Paul did what it took to witness; however, this same man also reminds us in the chapter before to be cautious of our liberties in Christ.  He tells us that our decisions could cause a weaker brother could stumble.  He was ever-mindful of the reason he was witnessing in the first place, disciplining himself as to not become disqualified.  (1 Cor. 9:27)

We exist to win people to Jesus Christ and the best way to do that is to make Jesus so attractive that others cannot resist. While doing so; however, we must be careful that we don’t begin to mar our own credibility and risk becoming in bondage ourselves.

This is definitely not a blog about the right or wrong of drinking, but we have something so much better to offer others than a profitless shot of alcohol, and we have to demonstrate that by our actions.  What can be found in Jesus is far beyond any outside lift.  When becoming a servant to all, we must be ever mindful of the One whose servanthood we are first called to emulate.

We must keep in mind that being a witness for Christ means we must give evidence of the hope that is found in Him, and not allow ourselves to forget what we were trying to say in the first place.

Sticking close to the Savior,

jamie

True trust in God

I know it’s Christmas, which is the celebration of Jesus’ birth, but the next chapter in my regular reading this morning was about Jesus’ crucifixion.  He was brought before Pilate, accused, betrayed, scourged, ridiculed, struck, spat upon, mockingly worshiped, forced to carry His cross, pierced, blasphemed, and killed.  Only as He died did one of the centurions proclaim, “Truly this Man was the Son of God!”

During our Christmas performance at church last night, Mary, the mother of Jesus sang a song that said, “Only God knows what my eyes cannot see.  When I don’t understand, I still believe there’s a plan…that only God knows.”  Mary had trusted the Lord even when it made no sense to her.  Joseph had done the same.

As I read about Jesus’ death this morning, I couldn’t help but note the striking difference in feelings that emerge from the story of His birth and the story of His death.  How proud I felt last night of Mary and Joseph for truly trusting God, in His sovereignty, and being vessels to carry out His plans.  We find Joseph trusting in and obeying God more than once as we read the scriptures.  We find Mary, not only being willing, but also magnifying and rejoicing in the Lord.

The story of Jesus’ death includes His mother, as well.  Yet, as I read about her looking on as her Son had been humiliated, abused, and was now suffering and dying on a cross, I felt such sadness for her.  How much harder must it have been to continue to trust in God’s plan during that pain.
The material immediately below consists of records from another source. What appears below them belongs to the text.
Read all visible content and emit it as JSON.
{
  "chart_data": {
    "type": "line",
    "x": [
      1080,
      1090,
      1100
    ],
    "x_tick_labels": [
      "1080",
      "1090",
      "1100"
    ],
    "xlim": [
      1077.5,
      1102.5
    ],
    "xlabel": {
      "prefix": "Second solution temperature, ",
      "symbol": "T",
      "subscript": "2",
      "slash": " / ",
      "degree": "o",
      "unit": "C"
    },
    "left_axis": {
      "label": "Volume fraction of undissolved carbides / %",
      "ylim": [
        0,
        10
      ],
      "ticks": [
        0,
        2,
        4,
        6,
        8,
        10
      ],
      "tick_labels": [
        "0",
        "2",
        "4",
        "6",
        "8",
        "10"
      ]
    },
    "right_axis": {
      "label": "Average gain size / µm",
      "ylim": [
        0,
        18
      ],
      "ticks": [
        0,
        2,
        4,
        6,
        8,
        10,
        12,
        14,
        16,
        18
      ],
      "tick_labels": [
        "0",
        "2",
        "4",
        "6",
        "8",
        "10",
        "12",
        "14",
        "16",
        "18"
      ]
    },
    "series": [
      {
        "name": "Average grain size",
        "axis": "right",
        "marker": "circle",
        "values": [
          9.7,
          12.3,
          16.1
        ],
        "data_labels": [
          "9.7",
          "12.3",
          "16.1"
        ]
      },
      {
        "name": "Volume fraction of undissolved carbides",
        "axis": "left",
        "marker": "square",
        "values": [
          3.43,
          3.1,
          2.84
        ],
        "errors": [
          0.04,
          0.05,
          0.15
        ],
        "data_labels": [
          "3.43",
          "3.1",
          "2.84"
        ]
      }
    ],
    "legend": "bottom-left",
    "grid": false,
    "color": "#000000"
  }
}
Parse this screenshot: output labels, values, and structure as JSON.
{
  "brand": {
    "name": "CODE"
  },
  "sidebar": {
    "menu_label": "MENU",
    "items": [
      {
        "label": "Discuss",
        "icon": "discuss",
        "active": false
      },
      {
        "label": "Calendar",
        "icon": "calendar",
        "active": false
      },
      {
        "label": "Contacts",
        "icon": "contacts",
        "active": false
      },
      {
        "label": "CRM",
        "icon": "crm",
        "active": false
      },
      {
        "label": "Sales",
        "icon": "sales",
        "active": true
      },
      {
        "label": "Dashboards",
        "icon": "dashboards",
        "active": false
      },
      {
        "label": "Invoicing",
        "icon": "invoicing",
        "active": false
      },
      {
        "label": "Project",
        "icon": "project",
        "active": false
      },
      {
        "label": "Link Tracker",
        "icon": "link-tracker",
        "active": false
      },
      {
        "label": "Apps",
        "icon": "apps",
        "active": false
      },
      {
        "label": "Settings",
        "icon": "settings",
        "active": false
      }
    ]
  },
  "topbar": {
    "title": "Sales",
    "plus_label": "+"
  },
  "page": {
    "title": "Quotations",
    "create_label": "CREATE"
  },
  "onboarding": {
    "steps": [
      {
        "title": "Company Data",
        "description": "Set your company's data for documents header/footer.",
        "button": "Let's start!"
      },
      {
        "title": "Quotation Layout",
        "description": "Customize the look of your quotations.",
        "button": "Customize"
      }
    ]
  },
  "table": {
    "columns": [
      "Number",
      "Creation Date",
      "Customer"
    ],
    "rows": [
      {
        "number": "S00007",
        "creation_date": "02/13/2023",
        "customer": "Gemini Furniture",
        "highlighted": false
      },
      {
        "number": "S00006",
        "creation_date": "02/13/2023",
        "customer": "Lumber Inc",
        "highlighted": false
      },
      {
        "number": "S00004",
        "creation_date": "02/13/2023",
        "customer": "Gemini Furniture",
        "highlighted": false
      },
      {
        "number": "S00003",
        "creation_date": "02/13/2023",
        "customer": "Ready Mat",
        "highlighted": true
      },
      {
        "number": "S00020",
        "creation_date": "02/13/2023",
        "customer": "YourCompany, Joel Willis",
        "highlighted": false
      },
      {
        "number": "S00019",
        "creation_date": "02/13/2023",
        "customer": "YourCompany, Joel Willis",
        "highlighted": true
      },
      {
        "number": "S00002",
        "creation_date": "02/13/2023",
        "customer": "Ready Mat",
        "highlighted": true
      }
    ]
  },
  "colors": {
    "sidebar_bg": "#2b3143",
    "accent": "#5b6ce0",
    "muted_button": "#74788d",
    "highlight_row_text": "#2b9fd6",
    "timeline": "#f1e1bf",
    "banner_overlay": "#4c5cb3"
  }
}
And yet, we find her afterwards, in Acts 1:14, gathered with the other believers, continuing in one accord in prayer and supplication.  She continued to submit herself to the Lord and His will even though she had witnessed His will including the horrific death of her Son.  She understood what Jesus’ death meant.  She understood that there is so much more to this life that what our eyes can see.

Oh, how I pray that we will be able to trust in the Lord as Mary did.  As the end approaches, and things increasingly point us away from the Lord, we must still trust in Him and His will.  He still has a plan, and if we’re willing, that plans still includes us.  There is so much more for those who believe in Him.  There is so much more than what our eyes can see or what we can even understand.

The birth of Mary’s Son brought the gospel, healing, and deliverance to those who heard and were touched by Him.  The death of Mary’s Son brought salvation upon the whole world.  Whatever God does through our willingness is also a part of His plan.  We can trust in the One who continues to be faithful.